MEDICAL RECORDS CODER II

Duke CareersDurham, NC

About The Position

The Medical Records Coder II is a certified coder. Coordinate/review the work of subordinate employees and assist with the training and continuing education programs. Code medical records utilizing ICD-10-CM and CPT-4 coding conventions. Review the medical record to ensure specificity of diagnoses, procedures and appropriate/optimal reimbursement for hospital and/or professional charges.

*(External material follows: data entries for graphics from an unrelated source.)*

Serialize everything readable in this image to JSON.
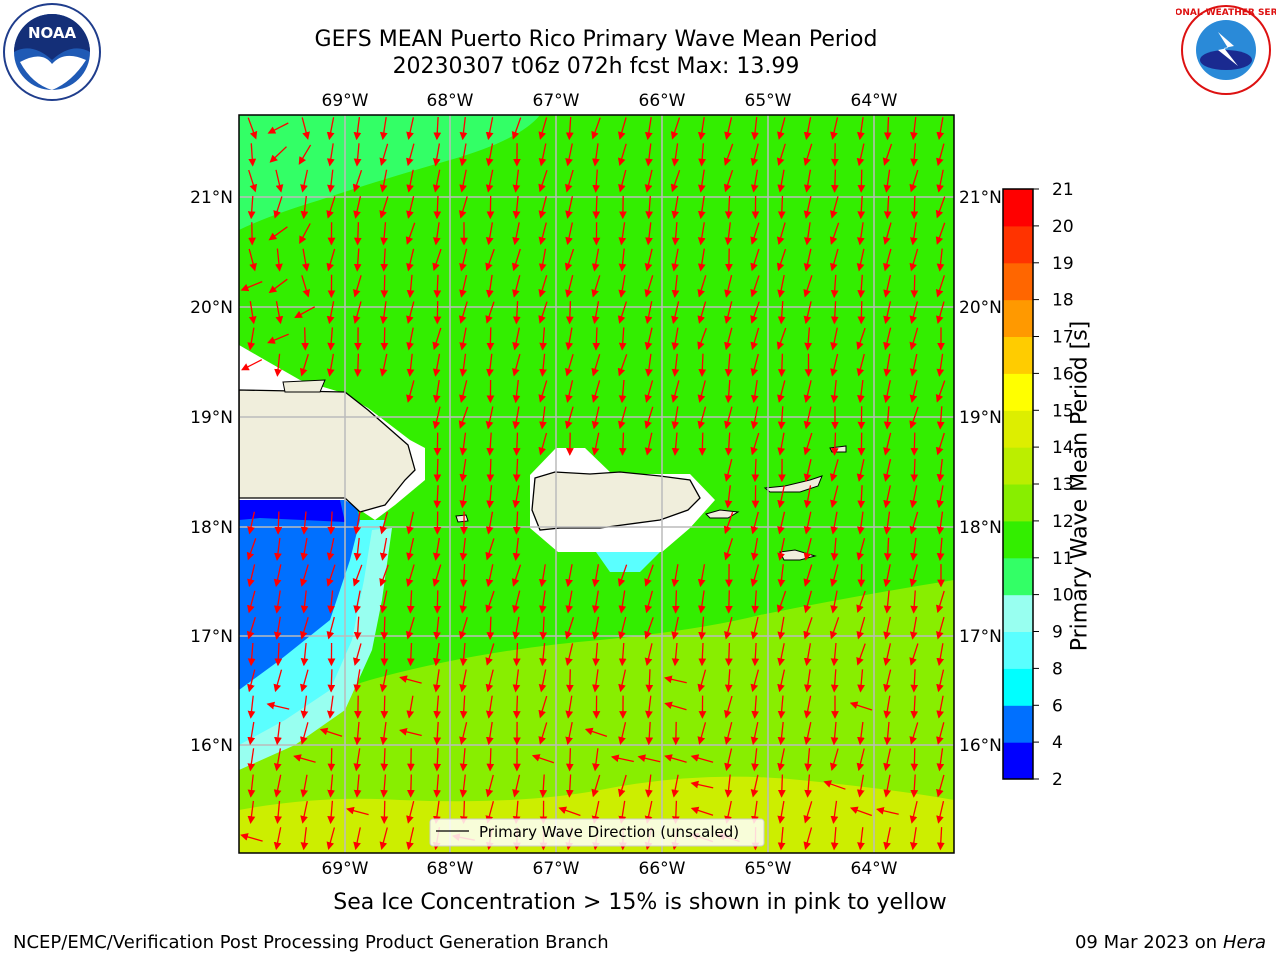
{
  "title_line1": "GEFS MEAN Puerto Rico Primary Wave Mean Period",
  "title_line2": "20230307 t06z 072h fcst   Max: 13.99",
  "lon_labels": [
    "69°W",
    "68°W",
    "67°W",
    "66°W",
    "65°W",
    "64°W"
  ],
  "lat_labels": [
    "21°N",
    "20°N",
    "19°N",
    "18°N",
    "17°N",
    "16°N"
  ],
  "legend_label": "Primary Wave Direction (unscaled)",
  "colorbar": {
    "label": "Primary Wave Mean Period [s]",
    "ticks": [
      "2",
      "4",
      "6",
      "8",
      "9",
      "10",
      "11",
      "12",
      "13",
      "14",
      "15",
      "16",
      "17",
      "18",
      "19",
      "20",
      "21"
    ],
    "colors": [
      "#0000ff",
      "#0070ff",
      "#00ffff",
      "#5affff",
      "#98fff0",
      "#33ff66",
      "#33ee00",
      "#88ee00",
      "#bbee00",
      "#ddee00",
      "#ffff00",
      "#ffcc00",
      "#ff9900",
      "#ff6600",
      "#ff3300",
      "#ff0000"
    ]
  },
  "caption": "Sea Ice Concentration > 15% is shown in pink to yellow",
  "footer_left": "NCEP/EMC/Verification Post Processing Product Generation Branch",
  "footer_right_date": "09 Mar 2023 on",
  "footer_right_host": "Hera",
  "logos": {
    "left": "noaa-logo",
    "right": "nws-logo",
    "noaa_text": "NOAA",
    "nws_text": "NATIONAL WEATHER SERVICE"
  },
  "colors": {
    "arrow": "#ff0000",
    "land": "#f0eedc",
    "grid": "#bbbbbb"
  }
}
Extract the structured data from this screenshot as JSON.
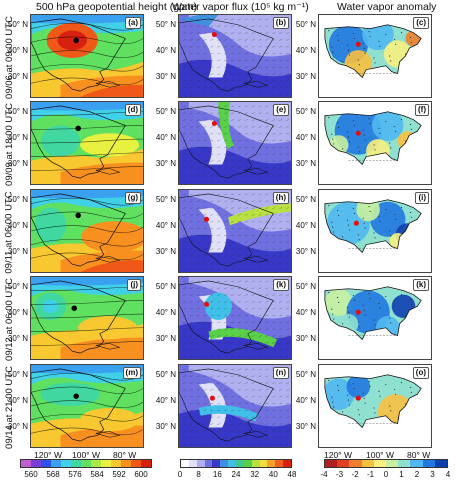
{
  "columns": [
    {
      "title": "500 hPa geopotential height (gpm)"
    },
    {
      "title": "Water vapor flux (10⁵ kg m⁻¹)"
    },
    {
      "title": "Water vapor anomaly"
    }
  ],
  "rows": [
    {
      "label": "09/06 at 09:00 UTC",
      "panels": [
        "(a)",
        "(b)",
        "(c)"
      ]
    },
    {
      "label": "09/09 at 18:00 UTC",
      "panels": [
        "(d)",
        "(e)",
        "(f)"
      ]
    },
    {
      "label": "09/11 at 06:00 UTC",
      "panels": [
        "(g)",
        "(h)",
        "(i)"
      ]
    },
    {
      "label": "09/12 at 06:00 UTC",
      "panels": [
        "(j)",
        "(k)",
        "(k)"
      ]
    },
    {
      "label": "09/14 at 21:00 UTC",
      "panels": [
        "(m)",
        "(n)",
        "(o)"
      ]
    }
  ],
  "lat_labels": [
    "50° N",
    "40° N",
    "30° N"
  ],
  "lon_labels": [
    "120° W",
    "100° W",
    "80° W"
  ],
  "colorbars": {
    "height": {
      "ticks": [
        "560",
        "568",
        "576",
        "584",
        "592",
        "600"
      ],
      "colors": [
        "#c060d0",
        "#7a3fd8",
        "#3050e8",
        "#3aa0f0",
        "#40d0e8",
        "#40d8a0",
        "#60e060",
        "#a8e848",
        "#e8f040",
        "#f8c830",
        "#f89020",
        "#f05818",
        "#d82010"
      ]
    },
    "flux": {
      "ticks": [
        "0",
        "8",
        "16",
        "24",
        "32",
        "40",
        "48"
      ],
      "colors": [
        "#ffffff",
        "#e0e0f8",
        "#b0b0f0",
        "#7070e0",
        "#3838c8",
        "#4090e0",
        "#40c0e8",
        "#40c890",
        "#58d048",
        "#b8e040",
        "#f0e040",
        "#f8a030",
        "#f06020",
        "#d82010"
      ]
    },
    "anomaly": {
      "ticks": [
        "-4",
        "-3",
        "-2",
        "-1",
        "0",
        "1",
        "2",
        "3",
        "4"
      ],
      "colors": [
        "#b02020",
        "#e04020",
        "#f08030",
        "#f8c040",
        "#f8f080",
        "#c8f0a0",
        "#90e0d0",
        "#50b8f0",
        "#2078e0",
        "#1040b0"
      ]
    }
  }
}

Abstract information from medical records following established methods and procedures.

Requirements

  • Advanced ICD-10-CM & CPT-4 coding conventions
  • Anatomy and Physiology
  • Medical Terminology
  • Extensive DRG/APC reimbursement knowledge
  • Coding software familiarity
  • Effective written and verbal communication skills
  • Data entry/CRT
  • High school diploma required.
  • RHIA certification- no experience required
  • RHIT certification- no experience required
  • CCS certification—one year of coding experience required
  • CPC or HCS-D certification- two years of coding experience required
  • Must hold one of the following active/current certifications: Registered Health Information Administrator (RHIA) Hospital Coding Registered Health Information Technician (RHIT) Hospital Coding Certified Coding Specialist (CCS) Hospital Coding Certified Professional Coder (CPC) Homecare Coding Specialist-Diagnosis (HCS-D) Homecare Coding

Responsibilities

  • Review the complex (problematic coding that needs research and reference checking) medical records and accurately code the primary/secondary diagnoses and procedures using ICD-10-CM and/or CPT coding conventions.
  • Coordinate/review the work of designated employees.
  • Ensure quality and quantity of work performed through regular audits.
  • Assist with research, development and presentation of continuing education programs in areas of specialization.
  • Review medical record documentation and accurately code the primary/secondary diagnoses and procedures using ICD-10-CM and CPT-4 coding conventions.
  • Sequence the diagnoses and procedures using coding guidelines.
  • Ensure DRG/APC assignment is accurate.
  • Abstract and compile data from medical records for appropriate optimal reimbursement for hospital and/or professional charges.
  • Consult with and educate physicians on coding practices and conventions in order to provide detailed coding information.
  • Communicate with nursing and ancillary services personnel for needed documentation for accurate coding.
  • Maintain a thorough understanding of anatomy and physiology, medical terminology, disease processes and surgical techniques through participation in continuing education programs to effectively apply ICD-10-CM and CPT-4 coding guidelines to inpatient and outpatient diagnoses and procedures.
  • Maintain a thorough understanding of medical record practices, standards, regulations, Joint Commission on Accreditation of Health Organizations (JCAHO), Health Care/Finance Administration (HCFA), Medical Review of North Carolina (MRNC), etc.
  • Assist with special projects as required.
  • Perform other related duties incidental to the work described herein.